Pero pensé más que nada en que, si mi historia y mis oraciones le dan esperanza a una sola persona frente a un diagnóstico devastador, entonces el Desafío de 100 días con un vestido ha valido realmente la pena.

[Ya pasaron varios meses desde que terminé mis desafíos. Llegué a hacer el reto dos veces con dos vestidos diferentes. Al final de los 200 días, me encantó recuperar todo mi guardarropas. Pensé que dejaría de hacer compras un año entero al completar los desafíos, pero todavía voy a las tiendas de tanto en tanto, aunque con menos frecuencia que antes. También pensé que tardaría bastante tiempo en volver a ponerme uno de esos vestidos negros otra vez. Sin embargo, la semana pasada volví a ponerme el primer vestido.
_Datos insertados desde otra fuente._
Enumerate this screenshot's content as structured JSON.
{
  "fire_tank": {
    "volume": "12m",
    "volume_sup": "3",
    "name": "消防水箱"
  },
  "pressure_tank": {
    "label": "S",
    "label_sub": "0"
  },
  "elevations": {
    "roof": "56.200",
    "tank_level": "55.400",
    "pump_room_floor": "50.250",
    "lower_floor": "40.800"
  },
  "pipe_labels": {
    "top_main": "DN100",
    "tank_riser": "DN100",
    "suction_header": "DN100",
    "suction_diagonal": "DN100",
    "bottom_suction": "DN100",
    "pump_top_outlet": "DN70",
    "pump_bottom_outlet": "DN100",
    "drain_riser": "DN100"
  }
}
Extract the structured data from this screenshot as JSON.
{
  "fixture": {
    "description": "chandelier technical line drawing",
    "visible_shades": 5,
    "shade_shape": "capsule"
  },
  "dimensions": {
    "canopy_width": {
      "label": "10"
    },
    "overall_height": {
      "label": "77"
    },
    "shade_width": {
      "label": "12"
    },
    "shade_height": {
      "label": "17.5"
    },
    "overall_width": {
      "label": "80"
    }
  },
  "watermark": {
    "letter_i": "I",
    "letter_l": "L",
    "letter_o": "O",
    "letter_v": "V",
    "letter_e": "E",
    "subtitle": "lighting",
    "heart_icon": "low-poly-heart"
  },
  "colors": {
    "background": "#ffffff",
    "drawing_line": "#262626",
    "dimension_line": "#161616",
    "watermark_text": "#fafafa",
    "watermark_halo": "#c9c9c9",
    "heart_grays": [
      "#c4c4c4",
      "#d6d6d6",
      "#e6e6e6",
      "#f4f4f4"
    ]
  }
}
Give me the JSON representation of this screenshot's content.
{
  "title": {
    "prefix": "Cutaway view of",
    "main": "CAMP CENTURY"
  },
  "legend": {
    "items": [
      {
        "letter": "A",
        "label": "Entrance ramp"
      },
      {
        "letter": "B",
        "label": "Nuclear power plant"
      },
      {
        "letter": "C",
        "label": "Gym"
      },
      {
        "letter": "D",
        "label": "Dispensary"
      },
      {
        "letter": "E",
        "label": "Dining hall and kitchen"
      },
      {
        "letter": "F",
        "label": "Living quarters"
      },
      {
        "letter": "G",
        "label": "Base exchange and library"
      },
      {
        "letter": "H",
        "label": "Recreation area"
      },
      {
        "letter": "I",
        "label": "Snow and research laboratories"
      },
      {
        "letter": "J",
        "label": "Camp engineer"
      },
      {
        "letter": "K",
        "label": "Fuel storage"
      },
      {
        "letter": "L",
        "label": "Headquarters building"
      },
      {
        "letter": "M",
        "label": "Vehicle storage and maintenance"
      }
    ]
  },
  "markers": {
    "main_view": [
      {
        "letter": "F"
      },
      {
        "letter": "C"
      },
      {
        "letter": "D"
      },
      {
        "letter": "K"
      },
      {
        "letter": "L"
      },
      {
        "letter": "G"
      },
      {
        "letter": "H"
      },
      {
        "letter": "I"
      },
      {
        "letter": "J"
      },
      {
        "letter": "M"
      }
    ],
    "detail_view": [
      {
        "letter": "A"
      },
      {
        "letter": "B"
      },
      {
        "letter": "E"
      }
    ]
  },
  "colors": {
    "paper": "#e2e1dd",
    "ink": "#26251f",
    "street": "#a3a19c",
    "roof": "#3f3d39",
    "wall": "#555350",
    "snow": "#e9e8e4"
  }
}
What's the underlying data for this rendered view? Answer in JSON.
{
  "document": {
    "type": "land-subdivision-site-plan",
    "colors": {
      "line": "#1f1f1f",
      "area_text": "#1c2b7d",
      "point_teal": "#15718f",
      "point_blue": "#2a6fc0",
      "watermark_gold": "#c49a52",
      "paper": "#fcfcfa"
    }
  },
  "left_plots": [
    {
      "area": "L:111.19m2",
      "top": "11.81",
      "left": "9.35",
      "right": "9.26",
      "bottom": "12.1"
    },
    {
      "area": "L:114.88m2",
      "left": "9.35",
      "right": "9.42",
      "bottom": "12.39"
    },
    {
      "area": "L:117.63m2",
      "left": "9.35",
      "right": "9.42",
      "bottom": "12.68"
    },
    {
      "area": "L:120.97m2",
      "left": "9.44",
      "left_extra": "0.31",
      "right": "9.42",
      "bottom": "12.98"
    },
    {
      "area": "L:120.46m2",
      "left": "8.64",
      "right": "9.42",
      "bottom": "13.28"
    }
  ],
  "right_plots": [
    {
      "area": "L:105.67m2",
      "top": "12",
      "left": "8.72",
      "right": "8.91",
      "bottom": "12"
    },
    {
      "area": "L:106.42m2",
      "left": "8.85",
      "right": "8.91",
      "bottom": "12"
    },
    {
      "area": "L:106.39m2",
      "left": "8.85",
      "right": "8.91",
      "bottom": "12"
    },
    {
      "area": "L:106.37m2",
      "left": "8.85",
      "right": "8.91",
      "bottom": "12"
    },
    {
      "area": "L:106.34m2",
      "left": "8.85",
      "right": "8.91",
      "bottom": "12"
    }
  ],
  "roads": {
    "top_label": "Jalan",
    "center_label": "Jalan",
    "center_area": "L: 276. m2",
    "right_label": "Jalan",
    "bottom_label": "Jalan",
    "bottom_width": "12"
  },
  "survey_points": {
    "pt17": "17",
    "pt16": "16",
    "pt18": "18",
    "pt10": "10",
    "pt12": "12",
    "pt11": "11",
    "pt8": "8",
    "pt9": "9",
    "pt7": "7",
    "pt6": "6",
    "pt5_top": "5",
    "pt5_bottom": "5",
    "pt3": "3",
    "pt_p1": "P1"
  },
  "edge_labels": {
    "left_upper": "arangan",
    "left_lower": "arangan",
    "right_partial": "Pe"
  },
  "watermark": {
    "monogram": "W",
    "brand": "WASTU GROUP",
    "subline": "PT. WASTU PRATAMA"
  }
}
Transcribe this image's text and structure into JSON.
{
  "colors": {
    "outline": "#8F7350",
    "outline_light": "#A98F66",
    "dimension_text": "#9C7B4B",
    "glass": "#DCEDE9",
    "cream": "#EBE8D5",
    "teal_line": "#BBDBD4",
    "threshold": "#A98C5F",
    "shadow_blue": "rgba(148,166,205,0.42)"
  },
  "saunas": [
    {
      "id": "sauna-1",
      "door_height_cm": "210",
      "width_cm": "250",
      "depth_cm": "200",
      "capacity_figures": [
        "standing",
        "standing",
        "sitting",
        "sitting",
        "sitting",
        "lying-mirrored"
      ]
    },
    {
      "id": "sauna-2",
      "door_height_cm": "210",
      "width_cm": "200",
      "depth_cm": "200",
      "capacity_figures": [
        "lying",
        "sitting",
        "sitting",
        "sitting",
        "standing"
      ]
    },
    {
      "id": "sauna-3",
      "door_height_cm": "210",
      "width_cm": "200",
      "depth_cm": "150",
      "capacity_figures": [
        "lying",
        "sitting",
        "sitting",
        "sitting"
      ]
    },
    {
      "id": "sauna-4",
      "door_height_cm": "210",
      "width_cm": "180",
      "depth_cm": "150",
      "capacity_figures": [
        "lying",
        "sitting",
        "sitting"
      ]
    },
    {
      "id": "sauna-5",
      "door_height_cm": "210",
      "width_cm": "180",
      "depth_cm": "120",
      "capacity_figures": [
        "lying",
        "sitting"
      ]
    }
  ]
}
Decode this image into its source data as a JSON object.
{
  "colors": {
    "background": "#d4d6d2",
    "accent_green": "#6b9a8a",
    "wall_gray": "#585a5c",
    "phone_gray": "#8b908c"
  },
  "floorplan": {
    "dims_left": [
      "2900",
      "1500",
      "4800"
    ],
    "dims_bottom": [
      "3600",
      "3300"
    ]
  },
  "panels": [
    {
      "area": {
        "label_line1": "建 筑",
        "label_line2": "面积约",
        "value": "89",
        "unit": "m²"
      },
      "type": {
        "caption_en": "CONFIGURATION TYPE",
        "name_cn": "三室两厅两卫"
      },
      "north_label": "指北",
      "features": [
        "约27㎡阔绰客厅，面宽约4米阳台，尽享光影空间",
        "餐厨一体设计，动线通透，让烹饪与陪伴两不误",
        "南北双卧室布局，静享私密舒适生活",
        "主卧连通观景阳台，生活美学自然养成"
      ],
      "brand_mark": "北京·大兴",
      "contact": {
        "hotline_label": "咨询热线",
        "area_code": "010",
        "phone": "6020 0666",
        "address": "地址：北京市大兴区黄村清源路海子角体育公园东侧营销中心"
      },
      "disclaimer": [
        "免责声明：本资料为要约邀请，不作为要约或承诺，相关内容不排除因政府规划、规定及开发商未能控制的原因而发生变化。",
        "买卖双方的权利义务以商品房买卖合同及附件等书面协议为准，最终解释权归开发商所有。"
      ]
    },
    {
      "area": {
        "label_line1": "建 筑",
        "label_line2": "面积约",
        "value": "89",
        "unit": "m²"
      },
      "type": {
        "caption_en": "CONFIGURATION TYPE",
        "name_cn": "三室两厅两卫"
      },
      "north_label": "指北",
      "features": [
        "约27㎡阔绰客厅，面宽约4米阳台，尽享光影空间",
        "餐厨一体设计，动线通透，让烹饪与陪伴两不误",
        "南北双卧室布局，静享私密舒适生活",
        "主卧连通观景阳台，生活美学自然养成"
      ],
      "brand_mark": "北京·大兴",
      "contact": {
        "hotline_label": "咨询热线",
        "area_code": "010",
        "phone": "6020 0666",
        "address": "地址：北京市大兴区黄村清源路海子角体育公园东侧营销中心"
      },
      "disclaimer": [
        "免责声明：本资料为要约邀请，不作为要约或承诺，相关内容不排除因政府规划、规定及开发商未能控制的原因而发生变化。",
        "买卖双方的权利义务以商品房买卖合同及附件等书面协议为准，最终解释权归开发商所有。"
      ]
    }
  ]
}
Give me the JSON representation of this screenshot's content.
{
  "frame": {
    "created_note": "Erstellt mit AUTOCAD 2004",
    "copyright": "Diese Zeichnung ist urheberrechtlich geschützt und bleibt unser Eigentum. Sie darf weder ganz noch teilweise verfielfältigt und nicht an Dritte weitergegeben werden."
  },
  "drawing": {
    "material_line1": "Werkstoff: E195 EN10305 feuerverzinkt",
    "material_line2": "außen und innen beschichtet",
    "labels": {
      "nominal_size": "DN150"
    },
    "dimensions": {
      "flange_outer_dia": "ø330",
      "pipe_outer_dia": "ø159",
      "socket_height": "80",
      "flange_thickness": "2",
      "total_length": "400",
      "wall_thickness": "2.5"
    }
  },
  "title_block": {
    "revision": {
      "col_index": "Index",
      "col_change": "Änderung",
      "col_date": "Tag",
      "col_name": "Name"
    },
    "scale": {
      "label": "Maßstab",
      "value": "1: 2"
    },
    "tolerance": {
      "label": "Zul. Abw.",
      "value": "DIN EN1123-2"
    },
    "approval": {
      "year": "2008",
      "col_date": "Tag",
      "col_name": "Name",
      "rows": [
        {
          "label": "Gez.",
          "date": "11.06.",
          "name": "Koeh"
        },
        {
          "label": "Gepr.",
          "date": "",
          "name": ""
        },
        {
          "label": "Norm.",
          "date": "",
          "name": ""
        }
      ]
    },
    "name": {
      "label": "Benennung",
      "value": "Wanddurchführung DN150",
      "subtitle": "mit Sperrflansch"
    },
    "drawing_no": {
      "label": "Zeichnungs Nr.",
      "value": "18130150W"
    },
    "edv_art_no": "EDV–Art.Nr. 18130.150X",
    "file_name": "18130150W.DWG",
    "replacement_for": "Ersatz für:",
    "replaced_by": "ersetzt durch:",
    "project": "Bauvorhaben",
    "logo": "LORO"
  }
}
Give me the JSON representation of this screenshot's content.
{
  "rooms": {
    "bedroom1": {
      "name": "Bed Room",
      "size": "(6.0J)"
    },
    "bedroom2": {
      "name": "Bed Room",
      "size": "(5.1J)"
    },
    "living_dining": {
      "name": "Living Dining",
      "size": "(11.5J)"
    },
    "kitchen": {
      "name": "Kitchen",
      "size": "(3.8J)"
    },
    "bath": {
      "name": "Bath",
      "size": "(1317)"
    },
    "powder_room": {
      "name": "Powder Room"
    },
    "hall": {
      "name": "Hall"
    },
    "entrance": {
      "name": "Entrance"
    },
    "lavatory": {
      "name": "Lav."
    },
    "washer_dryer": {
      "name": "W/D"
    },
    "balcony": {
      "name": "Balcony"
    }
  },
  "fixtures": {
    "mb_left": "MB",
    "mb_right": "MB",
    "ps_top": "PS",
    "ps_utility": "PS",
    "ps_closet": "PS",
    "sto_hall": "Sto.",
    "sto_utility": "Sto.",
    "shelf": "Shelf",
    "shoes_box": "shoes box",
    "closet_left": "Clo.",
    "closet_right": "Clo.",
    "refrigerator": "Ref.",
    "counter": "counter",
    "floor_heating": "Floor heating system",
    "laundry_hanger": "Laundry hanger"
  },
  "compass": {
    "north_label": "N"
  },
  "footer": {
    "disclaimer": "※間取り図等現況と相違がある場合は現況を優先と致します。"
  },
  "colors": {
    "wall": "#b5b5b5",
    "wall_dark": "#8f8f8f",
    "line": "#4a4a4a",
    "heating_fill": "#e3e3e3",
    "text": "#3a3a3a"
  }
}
Estaba ayudando a mis papás a mudarse a una residencia para personas mayores cerca de mí. Iba a estar fuera de casa unos 3 días y sabía que iba a resultar física y emocionalmente difícil. Me di cuenta de que, si podía simplificar lo que empacaba, tendría que tomar menos decisiones. Tendría más despejada la cabeza. Me funcionó. Es sorprendente lo que podemos lograr si hacemos que al menos una sola cosa al día no requiera nuestro esfuerzo].